Monday, November 07, 2005

being a new father means that i've found myself changing in some fashions. for example, i like hearing stories about other parents and their children. i delight in it even. more so, when fellow poets post photos of their children on their blogs, i love it. perhaps it has something to do with knowing i'm not alone in my pursuits of reading, writing and parenthood. all are hard, but the rewards are infinite. there is magic there, the wonder and thrill of watching yr child grow and learn. entwined with that is the exhilaration of seeing the love others have for their kids. when one has a child there develops a new pressure, the desire to take thousands of pics and show the world. i certainly want to see.

all of it brand new to me. of course, each birth, each death, is the first one, always discovered, not rediscovered. like the first words, or the first physical desire. and the world becomes scary, strange and marvelous.

Sunday, November 06, 2005

thanks everyone for yr lovely comments here and on yr own blogs re: nicholas in full lobster regalia for halloween. it is the end of a long work week, just got back from the office today, sunday. normally i'm like an old jazzman, working re: writing/reading in the quiet and dark til the wee hrs. this week i tried simply to get to the shut-eye state a bit earlier than usual. that translates to falling asleep with a book in my hand, or a movie in the dvd player. i'd wake to the credits rolling or my hand on the page.
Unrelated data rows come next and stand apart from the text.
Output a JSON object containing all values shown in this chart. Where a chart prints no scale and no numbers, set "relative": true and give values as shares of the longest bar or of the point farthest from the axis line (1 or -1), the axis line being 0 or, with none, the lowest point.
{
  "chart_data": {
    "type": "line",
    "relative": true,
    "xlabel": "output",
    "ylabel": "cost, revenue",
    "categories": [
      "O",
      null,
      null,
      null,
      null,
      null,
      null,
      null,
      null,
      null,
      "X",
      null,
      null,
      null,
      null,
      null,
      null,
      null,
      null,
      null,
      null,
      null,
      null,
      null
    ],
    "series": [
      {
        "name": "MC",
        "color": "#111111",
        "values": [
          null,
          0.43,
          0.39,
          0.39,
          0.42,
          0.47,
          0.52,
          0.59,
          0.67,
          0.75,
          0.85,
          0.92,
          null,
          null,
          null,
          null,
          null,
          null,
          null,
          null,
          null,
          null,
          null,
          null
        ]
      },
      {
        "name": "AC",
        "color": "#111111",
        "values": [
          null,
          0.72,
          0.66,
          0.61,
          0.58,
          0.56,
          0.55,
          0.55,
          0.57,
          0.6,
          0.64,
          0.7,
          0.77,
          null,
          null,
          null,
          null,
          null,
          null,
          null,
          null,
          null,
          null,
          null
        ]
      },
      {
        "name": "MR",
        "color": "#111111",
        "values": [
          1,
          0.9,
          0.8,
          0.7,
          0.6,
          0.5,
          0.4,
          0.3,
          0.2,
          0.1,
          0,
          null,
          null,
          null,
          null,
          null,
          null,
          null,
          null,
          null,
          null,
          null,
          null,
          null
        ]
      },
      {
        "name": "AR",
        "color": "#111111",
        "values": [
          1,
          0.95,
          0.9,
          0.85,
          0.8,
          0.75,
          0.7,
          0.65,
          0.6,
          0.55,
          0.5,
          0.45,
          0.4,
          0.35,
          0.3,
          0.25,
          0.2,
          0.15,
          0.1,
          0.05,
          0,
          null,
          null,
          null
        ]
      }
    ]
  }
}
which tells me that i need to start writing more about my reading. yesterday's mail arrived with the newest book by skip fox, at that (ahadada books), a thick collection of texts beautifully designed by daniel sendecki. mouth-watering.

this morning i read steve caratzas's chap it will be a train. a mini-review is forthcoming.

and been digging thru big ted berrigan's massive collected. finally here, it is essential reading.

Tuesday, November 01, 2005

here are a few pics of nicholas in his lobster costume on halloween. nicholas was terrific, and really enjoyed being out trick-or-treating. don't know whether he liked being a crustacean but he put on a good show. we loved it.